How To Manage Your Stress During Finals and The Holiday Season

Jeremy Gottschalk, Editor in Chief

“To Do List” (Adam Diaz, CC BY-SA 4.0, via Wikimedia Commons)

Five exams a-studying, four in-law’s visiting, three kids complaining, two full-time jobs and a notice from Amazon that your online order won’t be shipping in time for Christmas. ‘Tis the season for stressors and we asked different Valencia community members how they handle finals week and the holidays. We’ve taken our first bit of advice from Danna Alvarez, 21, Engineering, to “make a list and prioritize.”


Make a List

“I do the harder things first,” says Alvarez, “I focus on school and also work in food service. (My grade average) wasn’t as good as expected. I’m working on it. I identified things I want to work on.” Lists can help give you a visual of things you have yet to accomplish. Keep the items actionable, using verbs that can help you push through the harder obstacles.


Stay Active Physically and Mentally

It sounds like a line from a Freddy Krueger movie; “don’t fall asleep”. Heba Akbar, UCFConnect Administration Assistant I, explains, “Seasonal depression has got to me. Every time it hits 5 p.m., and it’s dark? I get really depressed. I think I need to go to sleep, but I have hours until sleep.

“I sit down and plan things, go to the gym, find things to do and make it so my brain is busy,” continues Akbar. “I try to also uplift myself with the holiday season, look for the light at the end of the tunnel. Or, I go out and see all the Christmas lights.” 

Matthew Wilson, 19, General Studies, “I like to work out and go to gym. It is all about positivity. I love to bench press. Working out gives me achievable goals and helps to manage stress and depression.”

East Campus General Studies student Matthew Wilson explains he uses working out to set goals and alleviate stress. (Valencia Voice)

Wilson elaborates, “I’m going to North Carolina with friends, and I’ll be doing push ups in 10-20 degree weather.”

Create Your Happy Space

Ay’jaylah Blandin, 18, Dance, “I use dance. I use it to show my emotions. Blandin explains contemporary and modern dance allows interpretive and expressive movement. “I’m able to freely move my body and express it how I want to,” says Blandin.  Walter Espinoza, 19, Psychology, also sees freedom in dance. “It’s something you can do without having to explain yourself or use words,” he says, “No judgement, it doesn’t matter (what people think).”

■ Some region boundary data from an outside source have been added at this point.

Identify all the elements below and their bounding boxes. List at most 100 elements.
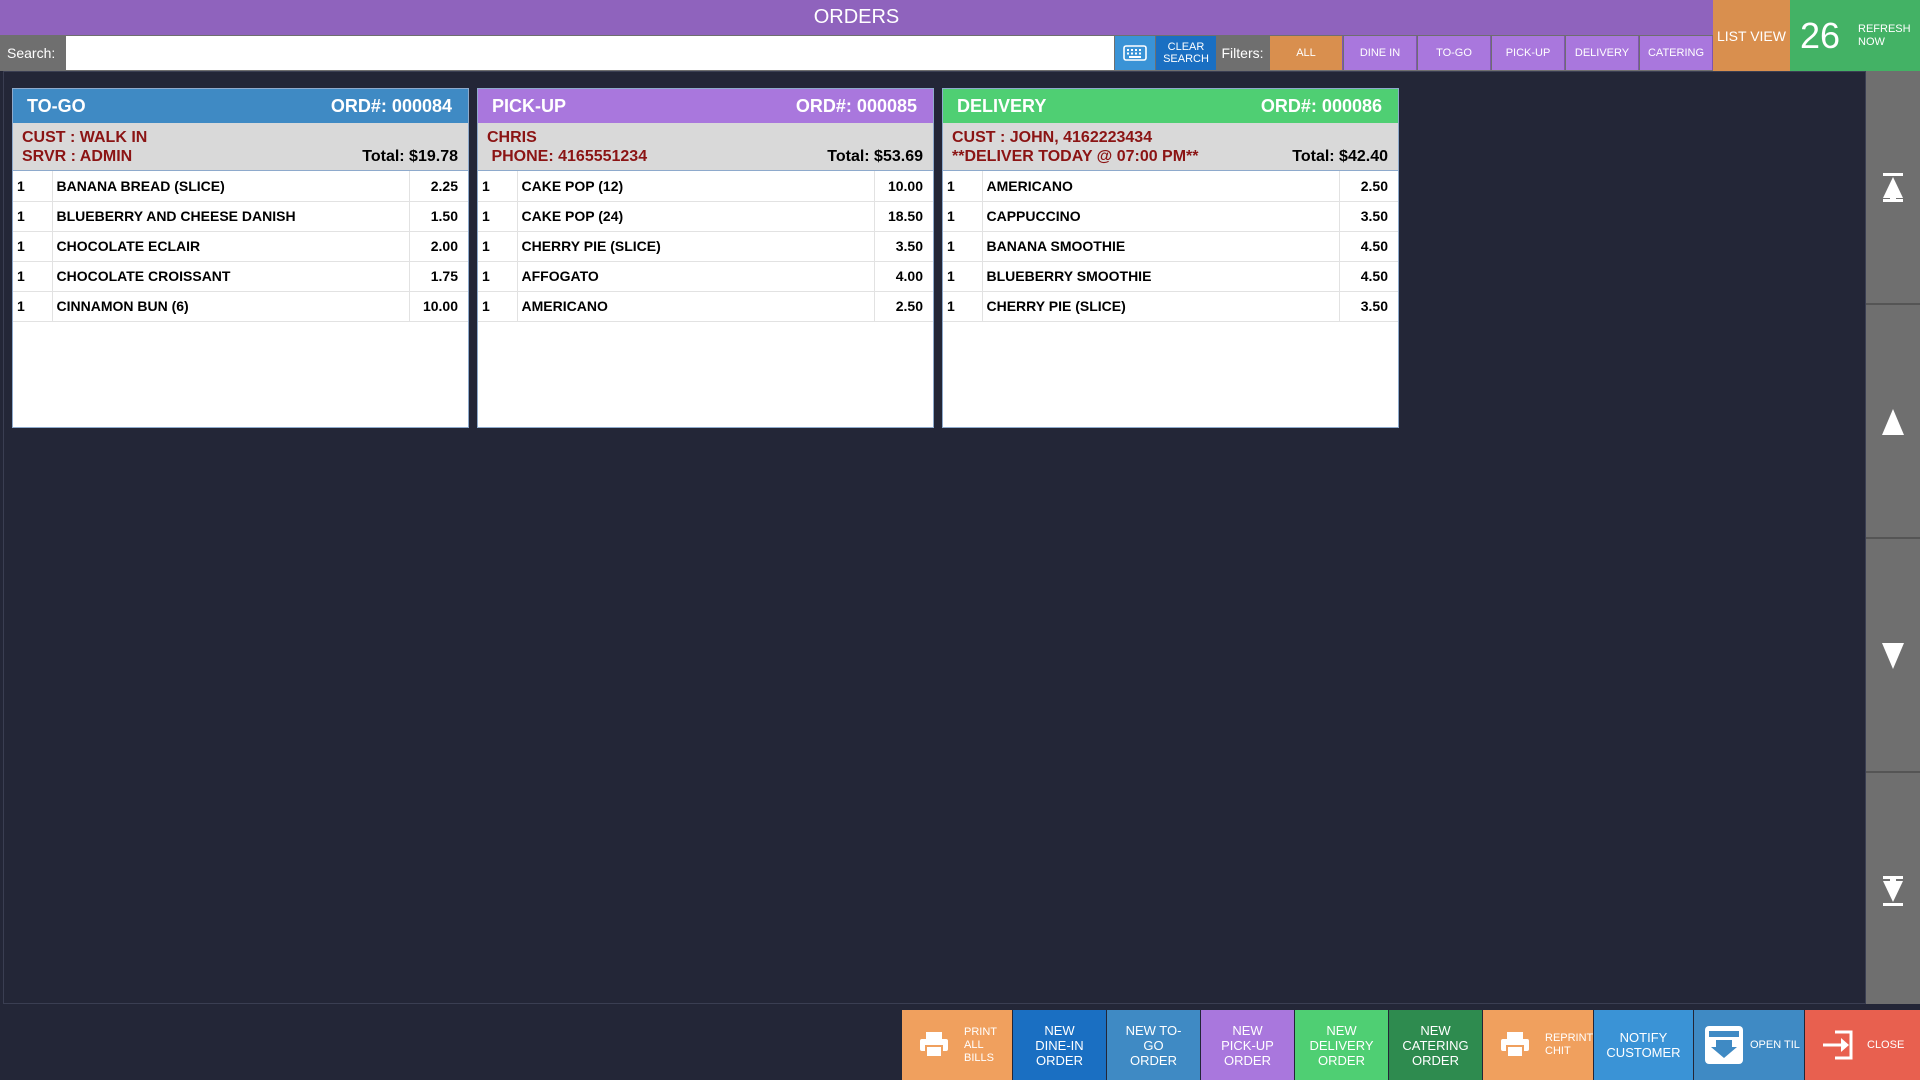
- order-item-row[interactable]: 1 CAKE POP (12) 10.00: [478, 171, 933, 202]
- new-delivery-order-button[interactable]: NEW DELIVERY ORDER: [1295, 1010, 1388, 1080]
- item-name: AMERICANO: [982, 171, 1340, 202]
- order-info: CUST : WALK IN SRVR : ADMIN Total: $19.7…: [13, 123, 468, 171]
- item-price: 10.00: [874, 171, 933, 202]
- new-catering-order-label: NEW CATERING ORDER: [1402, 1022, 1469, 1068]
- item-name: CAKE POP (24): [517, 201, 875, 232]
- item-name: CHERRY PIE (SLICE): [517, 231, 875, 262]
- scroll-down-button[interactable]: [1866, 541, 1920, 773]
- item-qty: 1: [478, 261, 518, 292]
- clear-search-button[interactable]: CLEAR SEARCH: [1156, 36, 1216, 70]
- order-item-row[interactable]: 1 BANANA SMOOTHIE 4.50: [943, 231, 1398, 262]
- notify-customer-button[interactable]: NOTIFY CUSTOMER: [1594, 1010, 1693, 1080]
- item-name: BLUEBERRY SMOOTHIE: [982, 261, 1340, 292]
- scroll-to-bottom-icon: [1883, 876, 1903, 906]
- keyboard-icon: [1123, 45, 1147, 61]
- item-qty: 1: [13, 231, 53, 262]
- filter-to-go-button[interactable]: TO-GO: [1418, 36, 1491, 70]
- item-qty: 1: [478, 291, 518, 322]
- printer-icon: [912, 1032, 956, 1058]
- close-button[interactable]: CLOSE: [1805, 1010, 1920, 1080]
- printer-icon: [1493, 1032, 1537, 1058]
- order-total: Total: $53.69: [827, 148, 923, 165]
- reprint-chit-button[interactable]: REPRINT CHIT: [1483, 1010, 1593, 1080]
- item-qty: 1: [943, 231, 983, 262]
- filter-all-button[interactable]: ALL: [1270, 36, 1343, 70]
- order-item-row[interactable]: 1 CAPPUCCINO 3.50: [943, 201, 1398, 232]
- scroll-to-top-icon: [1883, 173, 1903, 202]
- page-title: ORDERS: [0, 0, 1713, 35]
- order-number: ORD#: 000085: [795, 95, 917, 116]
- list-view-button[interactable]: LIST VIEW: [1713, 0, 1790, 71]
- search-label: Search:: [0, 35, 66, 71]
- item-price: 2.50: [874, 291, 933, 322]
- item-qty: 1: [13, 291, 53, 322]
- notify-customer-label: NOTIFY CUSTOMER: [1606, 1030, 1681, 1060]
- order-item-row[interactable]: 1 AFFOGATO 4.00: [478, 261, 933, 292]
- order-number: ORD#: 000084: [330, 95, 452, 116]
- item-name: BANANA SMOOTHIE: [982, 231, 1340, 262]
- order-customer: CUST : JOHN, 4162223434: [952, 129, 1153, 146]
- open-til-label: OPEN TIL: [1750, 1038, 1800, 1051]
- order-item-row[interactable]: 1 CHERRY PIE (SLICE) 3.50: [943, 291, 1398, 322]
- order-type: PICK-UP: [492, 95, 567, 116]
- order-item-row[interactable]: 1 CINNAMON BUN (6) 10.00: [13, 291, 468, 322]
- new-delivery-order-label: NEW DELIVERY ORDER: [1309, 1022, 1374, 1068]
- item-name: CHOCOLATE CROISSANT: [52, 261, 410, 292]
- item-price: 3.50: [874, 231, 933, 262]
- filter-delivery-button[interactable]: DELIVERY: [1566, 36, 1639, 70]
- new-to-go-order-button[interactable]: NEW TO-GO ORDER: [1107, 1010, 1200, 1080]
- order-item-row[interactable]: 1 CHOCOLATE ECLAIR 2.00: [13, 231, 468, 262]
- order-item-row[interactable]: 1 BLUEBERRY AND CHEESE DANISH 1.50: [13, 201, 468, 232]
- item-qty: 1: [478, 171, 518, 202]
- new-pick-up-order-button[interactable]: NEW PICK-UP ORDER: [1201, 1010, 1294, 1080]
- filter-catering-button[interactable]: CATERING: [1640, 36, 1713, 70]
- scroll-top-button[interactable]: [1866, 73, 1920, 305]
- item-qty: 1: [943, 261, 983, 292]
- search-input[interactable]: [66, 36, 1114, 70]
- filter-pick-up-button[interactable]: PICK-UP: [1492, 36, 1565, 70]
- order-item-row[interactable]: 1 BANANA BREAD (SLICE) 2.25: [13, 171, 468, 202]
- order-item-row[interactable]: 1 CAKE POP (24) 18.50: [478, 201, 933, 232]
- filter-dine-in-button[interactable]: DINE IN: [1344, 36, 1417, 70]
- order-item-row[interactable]: 1 AMERICANO 2.50: [943, 171, 1398, 202]
- open-til-button[interactable]: OPEN TIL: [1694, 1010, 1804, 1080]
- order-card[interactable]: PICK-UP ORD#: 000085 CHRIS PHONE: 416555…: [477, 88, 934, 428]
- keyboard-button[interactable]: [1115, 36, 1155, 70]
- item-price: 4.00: [874, 261, 933, 292]
- item-price: 4.50: [1339, 231, 1398, 262]
- order-card[interactable]: TO-GO ORD#: 000084 CUST : WALK IN SRVR :…: [12, 88, 469, 428]
- item-qty: 1: [943, 171, 983, 202]
- item-price: 2.50: [1339, 171, 1398, 202]
- scroll-bottom-button[interactable]: [1866, 775, 1920, 1007]
- order-item-row[interactable]: 1 CHERRY PIE (SLICE) 3.50: [478, 231, 933, 262]
- order-card-header: DELIVERY ORD#: 000086: [943, 89, 1398, 123]
- new-to-go-order-label: NEW TO-GO ORDER: [1125, 1022, 1182, 1068]
- item-qty: 1: [943, 201, 983, 232]
- order-item-row[interactable]: 1 BLUEBERRY SMOOTHIE 4.50: [943, 261, 1398, 292]
- new-catering-order-button[interactable]: NEW CATERING ORDER: [1389, 1010, 1482, 1080]
- item-name: AFFOGATO: [517, 261, 875, 292]
- item-name: AMERICANO: [517, 291, 875, 322]
- refresh-now-button[interactable]: 26 REFRESH NOW: [1790, 0, 1920, 71]
- print-all-bills-label: PRINT ALL BILLS: [964, 1025, 997, 1064]
- exit-icon: [1815, 1030, 1859, 1060]
- order-items: 1 CAKE POP (12) 10.00 1 CAKE POP (24) 18.50 …: [478, 171, 933, 322]
- order-card-header: PICK-UP ORD#: 000085: [478, 89, 933, 123]
- order-total: Total: $42.40: [1292, 148, 1388, 165]
- item-qty: 1: [478, 231, 518, 262]
- order-info: CHRIS PHONE: 4165551234 Total: $53.69: [478, 123, 933, 171]
- reprint-chit-label: REPRINT CHIT: [1545, 1032, 1594, 1057]
- item-price: 10.00: [409, 291, 468, 322]
- order-card[interactable]: DELIVERY ORD#: 000086 CUST : JOHN, 41622…: [942, 88, 1399, 428]
- item-price: 1.50: [409, 201, 468, 232]
- scroll-up-button[interactable]: [1866, 307, 1920, 539]
- order-items: 1 AMERICANO 2.50 1 CAPPUCCINO 3.50 1 BANANA S…: [943, 171, 1398, 322]
- order-item-row[interactable]: 1 CHOCOLATE CROISSANT 1.75: [13, 261, 468, 292]
- new-dine-in-order-button[interactable]: NEW DINE-IN ORDER: [1013, 1010, 1106, 1080]
- order-item-row[interactable]: 1 AMERICANO 2.50: [478, 291, 933, 322]
- filters-label: Filters:: [1216, 35, 1269, 71]
- order-info: CUST : JOHN, 4162223434 **DELIVER TODAY …: [943, 123, 1398, 171]
- item-name: CAPPUCCINO: [982, 201, 1340, 232]
- item-price: 1.75: [409, 261, 468, 292]
- print-all-bills-button[interactable]: PRINT ALL BILLS: [902, 1010, 1012, 1080]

Ay’jaylah Blandin, 18, Dance, and Walter Espinoza, 19, Psychology, alleviate stress through movement and freedom of expression with contemporary and modern dancing. (Valencia Voice)

Espinosa also encourages writing in a journal if dance isn’t for you. “I journal my feelings, write out conversations, make sure to check in with myself. People really don’t do that nowadays.”


Dima Altawam displays a ceramic tile art project. Altawam uses art as her alone time to find balance. (Valencia Voice)

Dima Altawam, 48, attends Valencia College art classes as a way to have alone time. An interior designer and business owner of Design Dima, LLC, Altawan has taken all of the art classes at Valencia. Photography, sculpture, ceramics; Altawam hopes to make this pastime a part of a future business venture. This year’s Ceramics class is the sixth iteration for Altawam. “I really enjoy art.”


Take a Break

Triet Nguyen, 18, General Studies with a degree pathway into Information Technology, “I study for a couple of hours then take a break. Then, I just continue that. I balance resting and relaxing my mind, so I don’t put too much on myself. I usually get headaches or eye strain if I don’t.” According to the March 2011 Cognition journal article “Brief and rare mental ‘breaks’ keep you focused”, Mechanism of Cognitive Control researcher and Illinois Psychology Professor Dr. Alejandro Llernas wrote that his study “further proposed that momentarily deactivating a task goal ought to prevent the vigilance decrement from occurring in the first place because this process would re-strengthen the activation level of the task goal upon resumption of the vigilance task, and thereby preventing it from ever reaching a habituated state.” What does it mean? Taking a break restrengthen your eyes, mental acuity and body from losing focus.


Be Selfish, Seek Balance

One faculty member wished to remain anonymous with his way of being less stressed. In the time of giving, balancing work, family and school, this staff member says to have “JOMO”, the Joy of Missing Out. “The idea of books, websites, and streaming services pushing what and where you should be or doing. The anxiety of being unable to buy what you want to buy,” the interviewee explains. “Someone else’s lists of things to buy. I think it’s the glamor and glitz, people feel the FOMO (Fear of Missing Out).” The belief comes from the idea that people who aren’t taking care of themselves are less nice, less caring. People take it too seriously, and don’t take it to heart. It’s imperative to find balance. The suggested action was that if you buy something for your friend, also buy something for yourself. Balance your own needs, too. It can be overwhelming to see the need in other people’s lives.